AUSL Golden Tickets send 3 Bruin athletes to professional softball
Seniors utility Megan Grant, pitcher Taylor Tinsley and infielder Jordan Woolery (left to right) stand together with their Golden Tickets, which formalized their bids to the Athletes Unlimited Softball League this summer. (Leydi Cris Cobo Cordon/Daily Bruin senior staff)
By Felicia Keller
April 19, 2026 12:44 p.m.
When senior pitcher Taylor Tinsley’s parents flew out to Los Angeles from Georgia for a one-day, double-header against California, senior infielder Jordan Woolery said she started to wonder if it might mean something special was coming their way.
Meanwhile, it started to click for Megan Grant when she noticed the added camera presence in the final inning, the senior utility said.
UCLA softball’s Tinsley, Woolery and Grant became the first trio to receive Golden Tickets to the Athletes Unlimited Softball League on Saturday.
“We’ve been here together the last four years, so being here four years together, and then also extending our careers together, even if we’re on different teams, just going on the same journey, it’s really special,” Woolery said. “It’s a really special senior class, and it’s awesome for all of us.”
A Golden Ticket represents a college athlete officially being drafted to the AUSL, while not to a specific team, and it is presented by prominent softball and sports legends.
In this case, broadcaster Elle Duncan and UCLA alumni Natasha Watley and Jen Schroeder did the honors.

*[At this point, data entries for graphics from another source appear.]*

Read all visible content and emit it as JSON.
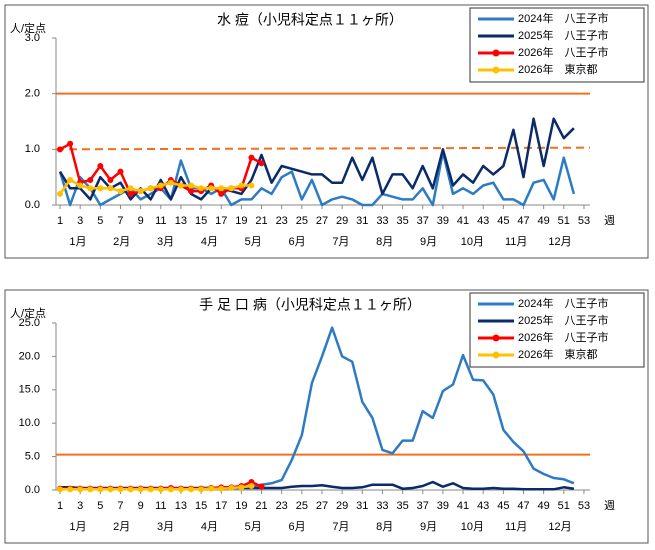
{
  "chart_data": [
    {
      "type": "line",
      "title": "水 痘（小児科定点１１ヶ所）",
      "y_label": "人/定点",
      "x_label": "週",
      "months": [
        "1月",
        "2月",
        "3月",
        "4月",
        "5月",
        "6月",
        "7月",
        "8月",
        "9月",
        "10月",
        "11月",
        "12月"
      ],
      "x": [
        1,
        2,
        3,
        4,
        5,
        6,
        7,
        8,
        9,
        10,
        11,
        12,
        13,
        14,
        15,
        16,
        17,
        18,
        19,
        20,
        21,
        22,
        23,
        24,
        25,
        26,
        27,
        28,
        29,
        30,
        31,
        32,
        33,
        34,
        35,
        36,
        37,
        38,
        39,
        40,
        41,
        42,
        43,
        44,
        45,
        46,
        47,
        48,
        49,
        50,
        51,
        52
      ],
      "xlim": [
        0.6,
        53.6
      ],
      "xticks": [
        1,
        3,
        5,
        7,
        9,
        11,
        13,
        15,
        17,
        19,
        21,
        23,
        25,
        27,
        29,
        31,
        33,
        35,
        37,
        39,
        41,
        43,
        45,
        47,
        49,
        51,
        53
      ],
      "ylim": [
        0,
        3
      ],
      "yticks": [
        {
          "value": 0,
          "label": "0.0"
        },
        {
          "value": 1,
          "label": "1.0"
        },
        {
          "value": 2,
          "label": "2.0"
        },
        {
          "value": 3,
          "label": "3.0"
        }
      ],
      "reference_lines": [
        {
          "values": [
            2,
            2
          ],
          "color": "#f07020",
          "dash": false
        },
        {
          "values": [
            1.0,
            1.03
          ],
          "color": "#f07020",
          "dash": true
        }
      ],
      "series": [
        {
          "name": "2024年　八王子市",
          "color": "#2e7bc4",
          "marker": false,
          "values": [
            0.6,
            0.0,
            0.5,
            0.3,
            0.0,
            0.1,
            0.2,
            0.3,
            0.1,
            0.2,
            0.3,
            0.1,
            0.8,
            0.3,
            0.3,
            0.2,
            0.3,
            0.0,
            0.1,
            0.1,
            0.3,
            0.2,
            0.5,
            0.6,
            0.1,
            0.45,
            0.0,
            0.1,
            0.15,
            0.1,
            0.0,
            0.0,
            0.2,
            0.15,
            0.1,
            0.1,
            0.3,
            0.0,
            0.95,
            0.2,
            0.3,
            0.2,
            0.35,
            0.4,
            0.1,
            0.1,
            0.0,
            0.4,
            0.45,
            0.1,
            0.85,
            0.2
          ]
        },
        {
          "name": "2025年　八王子市",
          "color": "#0a2a6a",
          "marker": false,
          "values": [
            0.6,
            0.3,
            0.3,
            0.1,
            0.5,
            0.3,
            0.4,
            0.1,
            0.3,
            0.1,
            0.45,
            0.1,
            0.5,
            0.2,
            0.1,
            0.3,
            0.3,
            0.25,
            0.2,
            0.45,
            0.9,
            0.4,
            0.7,
            0.65,
            0.6,
            0.55,
            0.55,
            0.4,
            0.4,
            0.85,
            0.45,
            0.85,
            0.2,
            0.55,
            0.55,
            0.3,
            0.7,
            0.3,
            1.0,
            0.35,
            0.55,
            0.4,
            0.7,
            0.55,
            0.7,
            1.35,
            0.5,
            1.55,
            0.7,
            1.55,
            1.2,
            1.38
          ]
        },
        {
          "name": "2026年　八王子市",
          "color": "#ff0000",
          "marker": true,
          "values": [
            1.0,
            1.1,
            0.4,
            0.45,
            0.7,
            0.45,
            0.6,
            0.2,
            0.25,
            0.3,
            0.3,
            0.45,
            0.35,
            0.25,
            0.25,
            0.35,
            0.2,
            0.3,
            0.3,
            0.85,
            0.75,
            null,
            null,
            null,
            null,
            null,
            null,
            null,
            null,
            null,
            null,
            null,
            null,
            null,
            null,
            null,
            null,
            null,
            null,
            null,
            null,
            null,
            null,
            null,
            null,
            null,
            null,
            null,
            null,
            null,
            null,
            null
          ]
        },
        {
          "name": "2026年　東京都",
          "color": "#ffc000",
          "marker": true,
          "values": [
            0.2,
            0.45,
            0.35,
            0.3,
            0.3,
            0.3,
            0.25,
            0.3,
            0.25,
            0.3,
            0.35,
            0.4,
            0.35,
            0.35,
            0.3,
            0.3,
            0.3,
            0.3,
            0.35,
            0.35,
            null,
            null,
            null,
            null,
            null,
            null,
            null,
            null,
            null,
            null,
            null,
            null,
            null,
            null,
            null,
            null,
            null,
            null,
            null,
            null,
            null,
            null,
            null,
            null,
            null,
            null,
            null,
            null,
            null,
            null,
            null,
            null
          ]
        }
      ]
    },
    {
      "type": "line",
      "title": "手 足 口 病（小児科定点１１ヶ所）",
      "y_label": "人/定点",
      "x_label": "週",
      "months": [
        "1月",
        "2月",
        "3月",
        "4月",
        "5月",
        "6月",
        "7月",
        "8月",
        "9月",
        "10月",
        "11月",
        "12月"
      ],
      "x": [
        1,
        2,
        3,
        4,
        5,
        6,
        7,
        8,
        9,
        10,
        11,
        12,
        13,
        14,
        15,
        16,
        17,
        18,
        19,
        20,
        21,
        22,
        23,
        24,
        25,
        26,
        27,
        28,
        29,
        30,
        31,
        32,
        33,
        34,
        35,
        36,
        37,
        38,
        39,
        40,
        41,
        42,
        43,
        44,
        45,
        46,
        47,
        48,
        49,
        50,
        51,
        52
      ],
      "xlim": [
        0.6,
        53.6
      ],
      "xticks": [
        1,
        3,
        5,
        7,
        9,
        11,
        13,
        15,
        17,
        19,
        21,
        23,
        25,
        27,
        29,
        31,
        33,
        35,
        37,
        39,
        41,
        43,
        45,
        47,
        49,
        51,
        53
      ],
      "ylim": [
        0,
        25
      ],
      "yticks": [
        {
          "value": 0,
          "label": "0.0"
        },
        {
          "value": 5,
          "label": "5.0"
        },
        {
          "value": 10,
          "label": "10.0"
        },
        {
          "value": 15,
          "label": "15.0"
        },
        {
          "value": 20,
          "label": "20.0"
        },
        {
          "value": 25,
          "label": "25.0"
        }
      ],
      "reference_lines": [
        {
          "values": [
            5.3,
            5.3
          ],
          "color": "#f07020",
          "dash": false
        }
      ],
      "series": [
        {
          "name": "2024年　八王子市",
          "color": "#2e7bc4",
          "marker": false,
          "values": [
            0.3,
            0.3,
            0.2,
            0.2,
            0.2,
            0.2,
            0.2,
            0.2,
            0.2,
            0.2,
            0.2,
            0.2,
            0.2,
            0.2,
            0.3,
            0.3,
            0.3,
            0.4,
            0.4,
            0.5,
            0.8,
            1.0,
            1.5,
            4.5,
            8.2,
            16,
            20,
            24.3,
            20,
            19.2,
            13.2,
            10.8,
            6,
            5.5,
            7.4,
            7.4,
            11.8,
            10.8,
            14.8,
            15.8,
            20.2,
            16.5,
            16.4,
            14.3,
            9,
            7.2,
            5.8,
            3.2,
            2.4,
            1.8,
            1.6,
            1.0
          ]
        },
        {
          "name": "2025年　八王子市",
          "color": "#0a2a6a",
          "marker": false,
          "values": [
            0.4,
            0.4,
            0.3,
            0.3,
            0.3,
            0.3,
            0.3,
            0.3,
            0.3,
            0.3,
            0.3,
            0.3,
            0.3,
            0.3,
            0.3,
            0.3,
            0.3,
            0.3,
            0.3,
            0.3,
            0.3,
            0.3,
            0.3,
            0.5,
            0.6,
            0.6,
            0.7,
            0.5,
            0.3,
            0.3,
            0.4,
            0.8,
            0.8,
            0.8,
            0.2,
            0.3,
            0.6,
            1.2,
            0.5,
            1.0,
            0.3,
            0.2,
            0.2,
            0.3,
            0.2,
            0.2,
            0.1,
            0.1,
            0.1,
            0.1,
            0.4,
            0.2
          ]
        },
        {
          "name": "2026年　八王子市",
          "color": "#ff0000",
          "marker": true,
          "values": [
            0.2,
            0.2,
            0.2,
            0.2,
            0.2,
            0.2,
            0.2,
            0.2,
            0.2,
            0.2,
            0.2,
            0.3,
            0.2,
            0.2,
            0.2,
            0.3,
            0.4,
            0.4,
            0.6,
            1.2,
            0.5,
            null,
            null,
            null,
            null,
            null,
            null,
            null,
            null,
            null,
            null,
            null,
            null,
            null,
            null,
            null,
            null,
            null,
            null,
            null,
            null,
            null,
            null,
            null,
            null,
            null,
            null,
            null,
            null,
            null,
            null,
            null
          ]
        },
        {
          "name": "2026年　東京都",
          "color": "#ffc000",
          "marker": true,
          "values": [
            0.1,
            0.1,
            0.1,
            0.1,
            0.1,
            0.1,
            0.1,
            0.1,
            0.1,
            0.1,
            0.1,
            0.1,
            0.1,
            0.1,
            0.1,
            0.2,
            0.2,
            0.3,
            0.4,
            0.6,
            null,
            null,
            null,
            null,
            null,
            null,
            null,
            null,
            null,
            null,
            null,
            null,
            null,
            null,
            null,
            null,
            null,
            null,
            null,
            null,
            null,
            null,
            null,
            null,
            null,
            null,
            null,
            null,
            null,
            null,
            null,
            null
          ]
        }
      ]
    }
  ]
}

“For me, it’s the emotional aspect of actually seeing a dream come to life,” Schroeder said. “You give out that golden ticket, and you watch someone’s face change, you watch their emotion, and you are literally watching a dream come true. It’s the coolest thing to be just such a small part of that.”
Players will be drafted to their respective teams May 4.

The presentation of the Golden Ticket is a player’s opportunity to celebrate their goal of becoming a professional with the teammates and coaches who have made it possible.
Ahead of the AUSL’s second season, Duncan said every Golden Ticket is an exciting moment for softball as a whole.
“I even think the presentation, alone, of the Golden Ticket is really emblematic of where we’re at. Because in years past, you would have informed them via email or a phone call,” Duncan said. “In a perfect world, one day we have this big, giant televised draft, but doing this with their teammates, at their home base, with their families here, I think the entire idea of the Golden Ticket really speaks to where we’re at in the progress that we’re seeing.”
After the Bruins got their second win of the day, Duncan handed the first Golden Ticket to Grant. Then Watley – entering the field through the outfield wall with her picture on it – presented the second ticket of the day to Woolery.
Woolery and Grant each sit in the nation’s top five in home runs and RBIs. After a 10-RBI day Saturday, Woolery leads the nation with 100 RBIs – becoming just the fifth player in NCAA history to hit that milestone – while Grant is second in the country with 31 home runs.
The duo also became the first in NCAA history to both have 30 home runs in a single season.
There was little doubt that Grant and Woolery were about to become the 12th and 13th Golden Tickets, respectively. AUSL has handed out two tickets to members of the same team a couple of times before, though never a third. But then, Watley and Duncan cued up yet another softball legend to walk out – Schroeder.
“That felt like the longest walk of my entire life, because everybody knows it’s Taylor, but yet there’s this huge surprise,” Schroeder said. “Before that moment, you’d have to ask her if she thought she was going to hear her name called today. So then, gate opens, it’s evident she’s getting one, but she has to wait for me to walk with a Golden Ticket in my hand. So I just kept waving it. That’s all I could do.”

The AUSL is entering its second full season, and this year’s teams will have home cities.
Additionally, there are two more franchises in the mix for this season, with teams playing in Carolina, Chicago, Portland, Oklahoma City, Texas and Utah.
The league has been handing out tickets for this summer’s season since March, beginning with South Carolina pitcher NiJaree Canady. In the first year of the AUSL, it handed out eight tickets. Already, 14 tickets have been handed out, with the league planning to distribute 17 total.
Grant, Woolery and Tinsley will join nine former Bruins – the most from one school – in the league this summer, with the AUSL season beginning on June 9th, just days after the conclusion of the Women’s College World Series.
“It’s just really overwhelming,” said UCLA associate head coach and Utah Talons general manager Lisa Fernandez. “The feeling is indescribable in terms of pride and joy. You see the struggles, and you see the successes, and you see the things that these athletes go through, from their freshman year. To now see them flourish, words can’t really describe.”